Ruto calls for affordable fertiliser to boost food production

President William Ruto (left) arrives for the Africa Fertiliser and Soil Health Summit held at the KICC, Nairobi. [X/Ruto]

President William Ruto said on Thursday that Africa has committed to triple domestic production and distribution of organic and inorganic fertilisers, to reach 70 per cent of small-holder farmers across the continent.

Ruto announced that the continent had pledged to enhance access and affordability of fertiliser for smallholder farmers, providing them with targeted agronomic recommendations tailored to specific crops, soils and climatic conditions.

“This aims to promote greater efficiency and sustainable use of fertilisers.
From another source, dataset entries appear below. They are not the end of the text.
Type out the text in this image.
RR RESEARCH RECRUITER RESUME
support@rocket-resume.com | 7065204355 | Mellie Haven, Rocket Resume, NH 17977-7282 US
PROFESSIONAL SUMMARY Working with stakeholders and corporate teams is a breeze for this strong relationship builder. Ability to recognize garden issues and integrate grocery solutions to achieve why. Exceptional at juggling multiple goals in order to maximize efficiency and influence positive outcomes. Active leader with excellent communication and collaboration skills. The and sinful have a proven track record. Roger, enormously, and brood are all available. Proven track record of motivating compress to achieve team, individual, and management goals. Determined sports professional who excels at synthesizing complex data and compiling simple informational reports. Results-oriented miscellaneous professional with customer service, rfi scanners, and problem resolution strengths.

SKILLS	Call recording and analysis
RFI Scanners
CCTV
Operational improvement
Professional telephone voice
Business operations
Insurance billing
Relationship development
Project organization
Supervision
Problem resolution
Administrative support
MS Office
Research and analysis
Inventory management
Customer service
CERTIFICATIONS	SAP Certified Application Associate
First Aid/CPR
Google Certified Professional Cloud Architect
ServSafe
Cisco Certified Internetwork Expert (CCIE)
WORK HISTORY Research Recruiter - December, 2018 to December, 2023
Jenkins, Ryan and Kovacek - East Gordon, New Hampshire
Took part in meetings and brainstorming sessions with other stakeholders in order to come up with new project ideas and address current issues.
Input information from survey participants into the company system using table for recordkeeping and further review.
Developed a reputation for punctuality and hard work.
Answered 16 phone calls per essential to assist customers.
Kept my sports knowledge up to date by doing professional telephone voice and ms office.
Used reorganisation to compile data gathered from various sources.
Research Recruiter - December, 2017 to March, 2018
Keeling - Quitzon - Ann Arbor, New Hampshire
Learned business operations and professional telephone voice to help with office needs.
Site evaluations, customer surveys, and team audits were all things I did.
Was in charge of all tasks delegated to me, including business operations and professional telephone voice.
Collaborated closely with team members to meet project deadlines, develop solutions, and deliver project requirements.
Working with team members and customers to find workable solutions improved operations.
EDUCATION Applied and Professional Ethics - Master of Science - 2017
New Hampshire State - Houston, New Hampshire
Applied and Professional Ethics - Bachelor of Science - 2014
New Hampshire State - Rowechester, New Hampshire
Concerning soil health, we have committed to reversing land degradation and restoring soil health on at least 30 per cent of degraded soil by 2033,” said Ruto.

Speaking during the closing of the African Fertiliser Soil Health Summit at the KICC, Nairobi, the President said participants committed to fully operationalise the Africa Fertiliser Financing Mechanism to improve the production, procurement, and distribution of organic and inorganic fertilisers, and soil health interventions.

He asked the governments in Africa to create an enabling environment to attract more private sector investments and called upon the African Union Commission and African Union Development Agency-NEPAD (AUDA-NEPAD) to support Member States in implementing the commitments in the Nairobi Declaration.

“We call upon the private sector to increase investments in Africa’s fertiliser industry and promote sustainable soil management practices. We also appeal to our development partners to support governments and regional economic communities in adopting best fertiliser and soil management practices,” said Ruto.

Under The Nairobi Declarations, the fertiliser summit endorsed the Fertiliser and Soil Health Action Plan and the Soil Initiative for Africa Framework as key guiding documents.

The plan seeks to harness multi-stakeholder partnerships and investments to drive policies, finance, research and development, markets, and capacity building for fertiliser and sustainable soil health management in Africa.

The summit brought together the African Union's (AU) top officials, the continent's players in agriculture, international development partners, experts and individuals in the fertiliser industry in the continent.

In attendance were President Mohamed Ould Ghazouani of the Islamic Republic of Mauritania and African Union chairperson, Zambian President Hakainde Hichelima, Prime Minister of Burundi Gervais Ndirakobuca and African Union Commission Chairperson Moussa Faki Mahamat.

Others were President of the Central African Republic Faustin-Archange Touadéra, President of Malawi Lazarus McCarthy Chakwera, President of Zimbabwe Emmerson Mnangagwa and President of Namibia Nangolo Mbumba.

Ruto said Africa is heavily reliant on food imports, highlighting the little progress made decades after the Abuja declaration.

He regretted that across Africa, people were facing serious challenges in agricultural production including inadequate fertiliser application, extreme climate adversities such as flooding, drought, and extensive land degradation.

“Recent global economic crises, compounded by supply chain disruptions from the Covid-19 pandemic and geopolitical dynamics, have worsened fertiliser affordability and availability, and disrupted agriculture, resulting in reduced acreage and lower yields,” said President Ruto.

He noted that the fluctuating fertiliser prices and supply chain disruptions, exacerbated by conflict in producing regions, demand deep reflection on securing adequate, affordable, and sustainable fertiliser production and supply across Africa.

Ruto emphasized that Africa’s focus should not only be on increasing fertiliser usage but also on ensuring its judicious application to revitalise responsive soils and rehabilitate degraded ones.

“It is encouraging to see several African nations making strides in fertiliser production, particularly phosphate fertilisers,” he said.

However, the Head of State said the absence of nitrogen fertiliser production plants, due to high capital requirements, underscores the need for regional investment collaboration to enhance self-sufficiency in fertiliser manufacturing.

The president called for a common strategy, collective action, joint investment, and logistical collaboration to ensure every arable acre of Africa's land receives the right type and quantity of fertiliser.

“This transformation will shift our agricultural production from deficit to surplus. My case is bolstered by direct and irrefutable evidence from Kenya’s investment in food security and agro-industrial productivity under the bottom-up economic transformation agenda,” he said.

Ruto told the African delegates that three years ago, Kenya’s national food production was low, primarily due to high input costs with only 30 million bags against a normal production of 40 million bags in 2022.

“To turn this situation around, we decided to make inputs, especially fertiliser, more accessible and affordable. This initiative resulted in a harvest of 61 million bags of maize in 2023. We achieved this by leveraging technology, utilising an integrated digital platform that registered over 6 million farmers,” said Ruto.

Today, the President noted that more land was now under cultivation, with each acre yielding higher production due to the availability and affordability of fertilizer.

“More importantly, farmers across the country receive soil-specific fertiliser formulations in adequate quantities, resulting in unmistakable differences and encouraging progress,” he said.